25.6.13
A experiência
Quais verdades íntimas uma pessoa pode esconder e até onde ela iria para mantê-las protegidas?
Para fazer o experimento, o grupo de cientistas precisava escolher a dedo sua cobaia. Em tempos de auto-exposição desmedida, não podia ser alguém digitalmente recluso, senão ficaria impossível descobrir o que de fato era um segredo e o que era apenas resquício de uma pseudoprivacidade daquilo que não está disponível ao mundo, mas que pode ser amplamente discutido em qualquer salão de beleza.
Também não poderia ser alguém público nem famoso, que já tivesse a vida devassada pela mídia, paparazzi e fãs, pois essas são pessoas testadas ao limite continuamente, e que às vezes até se valem da nudez da própria alma.
Então eles escolheram o cara a dedo. O cara tinha perfil e era bem ativo em redes sociais, e, ao vivo, parecia gostar de conversar sobre os mais diversos assuntos, com opiniões e reflexões, mas nunca de forma contundente. Tinha um número razoável de amigos e dificilmente entrava em conflitos. Parecia sempre se desculpar ou se omitir quando discordava do que era tratado. Isso aparentava um imenso potencial de segredos guardados. Quem faz tanta questão de estar bem com todo mundo? Por quê? E o que ele varria pra debaixo do tapete quando omitia seu ponto de vista destoante? O cara era a cobaia perfeita!
Começaram o experimento como manda a cartilha: ficaram amigos do cara. Forçaram uma intimidade a que ele cedeu sem muitas restrições, porque simplesmente não via maldade em ninguém. Era contra seus princípios desconfiar de alguém que nunca tenha dado motivos. E, como amigos, eles perguntaram tudo que podiam pro cara, em tom de curiosidade, embebedaram o cara e falaram dos assuntos mais cabeludos durante sua embiraguez, pediram conselhos, afinal, todos damos conselhos baseados em nossas próprias experiências. Falaram de esporte, de ideologias, de política, de religião, de briga de bar, de trabalho, de mulheres, de projetos, de conhecimento, de vitórias e de derrotas. Mas tudo que conseguiram foi um detalhe ou outro do que eles já sabiam, do que o cara falava e do que eles viam o cara viver.
O time de cientistas, em princípio, formado apenas por homens, já estava desanimado quando uma bela estudiosa do comportamento humano entrou para a equipe e se dispôs a interagir mais intimamente com a cobaia. Munida de todos os aparatos para garantir seu sucesso, ela deu início a um relacionamento com o cara. Falou com ele de amor, de família, de educação, de infância, de relacionamentos antigos, do futuro, de filhos, de filmes, de essência, de desejo, de sabedoria, da vida. Ela aproveitou de todos os momentos particulares, carinhosos e até viscerais para tentar descobrir qualquer segredo, fosse um medo, fosse uma vergonha, fosse uma tara.
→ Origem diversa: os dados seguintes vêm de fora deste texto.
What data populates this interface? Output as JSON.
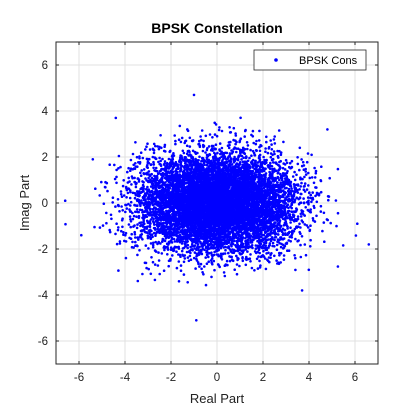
{
  "chart_data": {
    "type": "scatter",
    "title": "BPSK Constellation",
    "xlabel": "Real Part",
    "ylabel": "Imag Part",
    "xlim": [
      -7,
      7
    ],
    "ylim": [
      -7,
      7
    ],
    "xticks": [
      -6,
      -4,
      -2,
      0,
      2,
      4,
      6
    ],
    "yticks": [
      -6,
      -4,
      -2,
      0,
      2,
      4,
      6
    ],
    "grid": true,
    "legend_position": "top-right",
    "series": [
      {
        "name": "BPSK Cons",
        "color": "#0000ff",
        "marker": "dot",
        "distribution": {
          "clusters": [
            {
              "center": [
                -1,
                0
              ],
              "std": [
                1.35,
                1.05
              ]
            },
            {
              "center": [
                1,
                0
              ],
              "std": [
                1.35,
                1.05
              ]
            }
          ]
        },
        "outliers": [
          [
            -6.6,
            0.1
          ],
          [
            -5.4,
            1.9
          ],
          [
            6.6,
            -1.8
          ],
          [
            -0.9,
            -5.1
          ],
          [
            -1,
            4.7
          ],
          [
            6.1,
            -0.9
          ],
          [
            -5.9,
            -1.4
          ],
          [
            3.7,
            -3.8
          ],
          [
            -4.4,
            3.7
          ],
          [
            4.8,
            3.2
          ]
        ]
      }
    ]
  }
}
Qualquer coisa escondida ali entre um instinto e o alicerce de sua formação. Nada. Ela já havia estudado o caso antes de iniciar o contato com o cara, e ele fazia absolutamente tudo exatamente como ela esperava, de acordo com o que havia analisado antes de ir a campo, e isso significava que a experiência estava fracassando, afinal, o objetivo era descobrir o que não era possível saber só à base de observação.
Então, num ímpeto desesperado para salvar seu experimento e seu orgulho, a equipe de cientistas usou seu último recurso: o grande amor mal resolvido do cara.
Enfiaram dedos com unhas compridas em suas feridas para depois oferecer a chance de consertar o que quer que tenha ficado no ar, desfilaram as melhores e as piores lembranças, desenterraram palavras, cheiros, sensações, testaram toda a sua raiva e tentaram todo o seu desejo. Mas a cobaia continuava se comportando dentro do padrão, sem revelar absolutamente nada de novo.
Os cientistas finalmente chegaram à conclusão de que aquele era o cara errado. Ele certamente vivia de acordo com o que pensava e sentia. E foram embora.
O cara, por sua vez, que até então pensava e sentia de acordo com o que vivia, experimentava agora a sensação de não ter vida suficiente para tudo que havia dentro dele.